What is UVC Light?
UV light is electromagnetic radiation with wavelengths shorter than visible light but longer than X-rays. UV is categorised into several wavelength ranges, with short-wavelength UV (UV-C) considered "germicidal UV". Wavelengths between about 200 nm and 300 nm are strongly absorbed by nucleic acids. The absorbed energy can result in defects including pyrimidine dimers. These dimers can prevent replication or can prevent the expression of necessary proteins, resulting in the death or inactivation of the organism.
100 nm to 200 nm
Far UV or vacuum UV (these wavelengths only propagate in a vacuum)
200 nm to 280 nm
UVC – useful for disinfection and sensing
280 nm to 315 nm
UVB – useful for curing, and medical applications
315 nm to 400 nm
UVA (or “near UV”) – useful for printing, curing, lithography, sensing and medical applications
History
In 1878, Arthur Downes and Thomas P. Blunt published a paper describing the sterilization of bacteria exposed to short-wavelength light.UV has been a known mutagen at the cellular level for over 100 years. The 1903 Nobel Prize for Medicine was awarded to Niels Finsen for his use of UV against lupus vulgaris, tuberculosis of the skin.
Using UV light for disinfection of drinking water dates back to 1910 in Marseille, France.The prototype plant was shut down after a short time due to poor reliability. In 1955, UV water treatment systems were applied in Austria and Switzerland; by 1985 about 1,500 plants were employed in Europe. In 1998 it was discovered that protozoa such as cryptosporidium and giardia were more vulnerable to UV light than previously thought; this opened the way to wide-scale use of UV water treatment in North America. By 2001, over 6,000 UV water treatment plants were operating in Europe.
HOW DOES UVC DISINFECTION WORK?
As evident by multiple research studies and reports, when biological organisms are exposed to deep UV light in the range of 200 nm to 300 nm it is absorbed by DNA, RNA, and proteins.

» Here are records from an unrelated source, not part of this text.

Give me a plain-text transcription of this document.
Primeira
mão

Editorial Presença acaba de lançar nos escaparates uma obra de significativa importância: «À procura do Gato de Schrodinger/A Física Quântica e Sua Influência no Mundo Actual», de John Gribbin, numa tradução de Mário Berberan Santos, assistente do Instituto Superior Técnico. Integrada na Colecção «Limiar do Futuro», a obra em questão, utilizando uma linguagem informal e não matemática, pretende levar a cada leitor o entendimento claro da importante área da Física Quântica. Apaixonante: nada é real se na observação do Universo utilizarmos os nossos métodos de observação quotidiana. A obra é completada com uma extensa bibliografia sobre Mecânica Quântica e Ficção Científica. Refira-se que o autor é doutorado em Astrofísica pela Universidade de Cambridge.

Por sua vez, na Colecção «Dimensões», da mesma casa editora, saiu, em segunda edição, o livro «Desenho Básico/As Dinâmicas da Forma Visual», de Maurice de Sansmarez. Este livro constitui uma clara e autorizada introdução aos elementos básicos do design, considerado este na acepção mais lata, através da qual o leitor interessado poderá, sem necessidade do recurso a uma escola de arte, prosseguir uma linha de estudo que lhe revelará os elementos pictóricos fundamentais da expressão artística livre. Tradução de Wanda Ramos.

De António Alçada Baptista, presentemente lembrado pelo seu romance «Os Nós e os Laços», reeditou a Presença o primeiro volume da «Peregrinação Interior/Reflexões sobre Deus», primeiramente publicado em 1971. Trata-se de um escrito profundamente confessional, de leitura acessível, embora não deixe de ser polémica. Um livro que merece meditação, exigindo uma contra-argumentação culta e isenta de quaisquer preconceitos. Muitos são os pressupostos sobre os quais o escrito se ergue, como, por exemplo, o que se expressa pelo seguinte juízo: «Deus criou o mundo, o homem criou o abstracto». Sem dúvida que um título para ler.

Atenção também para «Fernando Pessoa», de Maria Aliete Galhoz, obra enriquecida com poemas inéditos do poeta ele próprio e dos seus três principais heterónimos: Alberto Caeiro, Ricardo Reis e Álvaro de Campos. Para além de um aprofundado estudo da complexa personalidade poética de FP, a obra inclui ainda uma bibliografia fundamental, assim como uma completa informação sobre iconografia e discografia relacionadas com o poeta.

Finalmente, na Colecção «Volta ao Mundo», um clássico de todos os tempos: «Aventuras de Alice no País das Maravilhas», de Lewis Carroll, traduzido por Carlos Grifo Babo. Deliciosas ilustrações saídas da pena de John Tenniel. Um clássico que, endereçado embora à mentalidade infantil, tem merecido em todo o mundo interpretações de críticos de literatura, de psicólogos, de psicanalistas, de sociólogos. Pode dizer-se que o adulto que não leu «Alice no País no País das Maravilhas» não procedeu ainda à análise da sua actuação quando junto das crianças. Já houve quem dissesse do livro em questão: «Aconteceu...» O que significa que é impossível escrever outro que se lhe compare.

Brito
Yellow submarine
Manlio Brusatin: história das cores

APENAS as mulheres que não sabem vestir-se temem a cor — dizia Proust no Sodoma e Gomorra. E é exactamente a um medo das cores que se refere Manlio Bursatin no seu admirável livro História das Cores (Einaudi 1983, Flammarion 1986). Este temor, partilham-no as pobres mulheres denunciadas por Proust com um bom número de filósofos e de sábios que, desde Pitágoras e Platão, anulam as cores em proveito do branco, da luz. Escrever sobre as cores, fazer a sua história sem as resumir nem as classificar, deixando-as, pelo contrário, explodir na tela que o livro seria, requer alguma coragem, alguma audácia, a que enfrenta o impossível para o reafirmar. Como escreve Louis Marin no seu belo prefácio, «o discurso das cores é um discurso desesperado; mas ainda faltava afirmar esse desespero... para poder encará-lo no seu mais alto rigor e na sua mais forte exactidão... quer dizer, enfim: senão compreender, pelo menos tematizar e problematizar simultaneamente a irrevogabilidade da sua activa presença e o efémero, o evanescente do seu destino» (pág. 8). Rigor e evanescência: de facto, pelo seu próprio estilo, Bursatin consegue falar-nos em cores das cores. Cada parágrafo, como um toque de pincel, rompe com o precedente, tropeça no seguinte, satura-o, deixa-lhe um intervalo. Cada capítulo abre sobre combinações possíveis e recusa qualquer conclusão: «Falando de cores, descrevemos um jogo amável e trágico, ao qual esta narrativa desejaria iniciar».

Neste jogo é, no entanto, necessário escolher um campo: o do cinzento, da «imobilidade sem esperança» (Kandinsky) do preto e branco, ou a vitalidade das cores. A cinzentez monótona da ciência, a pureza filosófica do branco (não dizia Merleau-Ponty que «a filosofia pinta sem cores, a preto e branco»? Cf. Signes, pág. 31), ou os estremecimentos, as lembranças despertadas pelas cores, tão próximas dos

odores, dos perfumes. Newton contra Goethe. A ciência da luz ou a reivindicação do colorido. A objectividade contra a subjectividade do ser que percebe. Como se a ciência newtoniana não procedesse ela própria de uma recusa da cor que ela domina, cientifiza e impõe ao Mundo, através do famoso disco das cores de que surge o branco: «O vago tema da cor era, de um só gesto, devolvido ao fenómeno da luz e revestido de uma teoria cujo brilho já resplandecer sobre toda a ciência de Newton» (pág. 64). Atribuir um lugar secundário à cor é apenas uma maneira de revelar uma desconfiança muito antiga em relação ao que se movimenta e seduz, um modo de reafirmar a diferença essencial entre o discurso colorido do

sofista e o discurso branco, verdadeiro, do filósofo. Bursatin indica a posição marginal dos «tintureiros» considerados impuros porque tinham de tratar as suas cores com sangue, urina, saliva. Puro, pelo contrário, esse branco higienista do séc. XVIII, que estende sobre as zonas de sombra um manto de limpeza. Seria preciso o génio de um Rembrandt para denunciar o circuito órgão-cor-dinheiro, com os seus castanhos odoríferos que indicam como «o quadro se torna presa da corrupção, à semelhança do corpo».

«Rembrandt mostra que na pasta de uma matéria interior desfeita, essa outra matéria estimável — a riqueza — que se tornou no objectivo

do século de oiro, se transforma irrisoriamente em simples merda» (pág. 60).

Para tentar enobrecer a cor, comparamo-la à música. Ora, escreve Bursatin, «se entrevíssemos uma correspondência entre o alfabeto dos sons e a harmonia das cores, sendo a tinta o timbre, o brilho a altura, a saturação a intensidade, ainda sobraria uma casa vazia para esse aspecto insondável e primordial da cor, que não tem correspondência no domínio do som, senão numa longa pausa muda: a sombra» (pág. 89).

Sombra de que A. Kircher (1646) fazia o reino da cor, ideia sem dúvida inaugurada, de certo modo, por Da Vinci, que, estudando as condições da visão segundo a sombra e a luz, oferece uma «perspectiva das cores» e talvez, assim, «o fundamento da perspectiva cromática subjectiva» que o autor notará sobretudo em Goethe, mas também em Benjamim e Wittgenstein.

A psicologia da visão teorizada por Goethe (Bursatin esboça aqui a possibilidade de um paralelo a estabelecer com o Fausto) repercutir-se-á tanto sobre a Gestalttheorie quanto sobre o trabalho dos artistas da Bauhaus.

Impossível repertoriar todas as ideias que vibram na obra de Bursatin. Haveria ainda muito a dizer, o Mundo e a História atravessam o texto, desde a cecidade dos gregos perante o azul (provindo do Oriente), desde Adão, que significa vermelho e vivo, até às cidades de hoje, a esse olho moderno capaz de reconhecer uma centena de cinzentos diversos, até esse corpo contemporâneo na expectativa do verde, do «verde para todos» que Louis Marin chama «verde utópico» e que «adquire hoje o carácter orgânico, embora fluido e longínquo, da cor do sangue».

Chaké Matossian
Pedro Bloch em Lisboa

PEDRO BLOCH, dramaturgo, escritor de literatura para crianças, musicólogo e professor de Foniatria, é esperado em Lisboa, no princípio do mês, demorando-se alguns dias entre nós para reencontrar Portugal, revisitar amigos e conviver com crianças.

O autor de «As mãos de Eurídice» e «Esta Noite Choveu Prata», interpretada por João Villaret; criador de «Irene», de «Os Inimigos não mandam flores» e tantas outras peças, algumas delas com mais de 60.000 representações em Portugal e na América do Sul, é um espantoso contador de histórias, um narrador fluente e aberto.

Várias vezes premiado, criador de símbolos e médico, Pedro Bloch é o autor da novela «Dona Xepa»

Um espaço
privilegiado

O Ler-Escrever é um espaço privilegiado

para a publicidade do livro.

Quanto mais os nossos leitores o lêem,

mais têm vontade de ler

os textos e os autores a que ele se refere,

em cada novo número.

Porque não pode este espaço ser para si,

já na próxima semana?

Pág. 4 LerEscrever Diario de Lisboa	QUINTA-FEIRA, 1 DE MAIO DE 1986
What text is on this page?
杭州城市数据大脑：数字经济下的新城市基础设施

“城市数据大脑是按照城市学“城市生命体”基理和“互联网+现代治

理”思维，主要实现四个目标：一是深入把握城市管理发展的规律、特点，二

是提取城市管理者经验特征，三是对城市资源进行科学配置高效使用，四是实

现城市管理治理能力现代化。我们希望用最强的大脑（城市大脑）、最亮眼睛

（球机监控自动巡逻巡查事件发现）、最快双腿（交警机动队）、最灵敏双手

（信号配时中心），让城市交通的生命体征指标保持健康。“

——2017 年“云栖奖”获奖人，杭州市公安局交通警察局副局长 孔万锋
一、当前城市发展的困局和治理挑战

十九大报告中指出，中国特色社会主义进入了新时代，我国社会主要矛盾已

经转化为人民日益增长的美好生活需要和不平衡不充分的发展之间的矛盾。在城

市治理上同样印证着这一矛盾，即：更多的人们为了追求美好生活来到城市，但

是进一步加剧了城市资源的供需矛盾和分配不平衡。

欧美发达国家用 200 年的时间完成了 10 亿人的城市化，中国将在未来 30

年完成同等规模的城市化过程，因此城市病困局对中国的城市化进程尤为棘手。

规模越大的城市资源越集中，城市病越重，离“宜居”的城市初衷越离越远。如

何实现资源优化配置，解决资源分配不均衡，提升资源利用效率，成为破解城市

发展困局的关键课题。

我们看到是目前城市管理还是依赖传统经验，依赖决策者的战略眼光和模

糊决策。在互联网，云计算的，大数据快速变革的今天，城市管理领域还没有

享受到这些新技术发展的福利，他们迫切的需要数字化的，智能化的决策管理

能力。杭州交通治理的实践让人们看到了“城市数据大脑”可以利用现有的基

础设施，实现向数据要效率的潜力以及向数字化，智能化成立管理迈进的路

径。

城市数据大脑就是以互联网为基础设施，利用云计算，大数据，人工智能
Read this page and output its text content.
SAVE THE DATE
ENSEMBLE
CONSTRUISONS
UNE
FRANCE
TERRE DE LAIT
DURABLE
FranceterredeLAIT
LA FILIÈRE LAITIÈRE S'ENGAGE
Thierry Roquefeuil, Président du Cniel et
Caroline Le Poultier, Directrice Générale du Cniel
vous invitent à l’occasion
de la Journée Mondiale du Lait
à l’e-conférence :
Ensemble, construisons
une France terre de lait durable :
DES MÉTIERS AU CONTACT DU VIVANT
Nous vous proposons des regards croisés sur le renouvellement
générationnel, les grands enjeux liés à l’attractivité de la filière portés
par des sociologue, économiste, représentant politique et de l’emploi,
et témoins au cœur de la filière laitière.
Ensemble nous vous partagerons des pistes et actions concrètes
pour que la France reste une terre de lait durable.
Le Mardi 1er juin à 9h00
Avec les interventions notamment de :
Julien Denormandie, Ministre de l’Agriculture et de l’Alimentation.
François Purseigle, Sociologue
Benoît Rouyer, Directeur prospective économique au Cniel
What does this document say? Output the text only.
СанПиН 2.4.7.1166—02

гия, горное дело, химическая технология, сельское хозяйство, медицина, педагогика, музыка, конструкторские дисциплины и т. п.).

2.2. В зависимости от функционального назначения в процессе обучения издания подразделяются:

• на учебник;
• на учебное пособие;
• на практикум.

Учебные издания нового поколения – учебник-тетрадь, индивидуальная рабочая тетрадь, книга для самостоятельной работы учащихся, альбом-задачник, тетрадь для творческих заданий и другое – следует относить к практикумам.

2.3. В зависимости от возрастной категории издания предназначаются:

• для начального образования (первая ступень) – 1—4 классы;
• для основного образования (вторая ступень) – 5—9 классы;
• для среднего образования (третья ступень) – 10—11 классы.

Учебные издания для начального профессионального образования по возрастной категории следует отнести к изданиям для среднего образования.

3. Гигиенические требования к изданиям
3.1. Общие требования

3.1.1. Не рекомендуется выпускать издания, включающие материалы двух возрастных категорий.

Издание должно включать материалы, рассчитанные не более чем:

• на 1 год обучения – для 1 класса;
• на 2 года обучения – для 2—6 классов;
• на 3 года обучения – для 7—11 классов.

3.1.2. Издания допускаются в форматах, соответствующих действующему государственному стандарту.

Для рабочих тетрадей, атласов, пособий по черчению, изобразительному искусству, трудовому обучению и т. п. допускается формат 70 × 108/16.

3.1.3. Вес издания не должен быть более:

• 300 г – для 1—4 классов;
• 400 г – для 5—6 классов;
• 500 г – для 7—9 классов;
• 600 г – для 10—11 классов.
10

Absorption by proteins can lead to rupture of cell walls and death of the organism. Absorption by DNA or RNA (specifically by thymine bases) is known to cause inactivation of the DNA or RNA double helix strands through the formation of thymine dimers. If enough of these dimers are created in DNA, the DNA replication process is disrupted, and the cell cannot replicate.
CELLS THAT CANNOT REPLICATE, CANNOT INFECT.
It is widely accepted that it is not necessary to kill pathogens with UV light, but rather apply enough UV light to prevent the organism from replicating. The UV doses required to prevent replication are orders of magnitude lower than required to kill, making the cost of UV treatment to prevent infection commercially viable.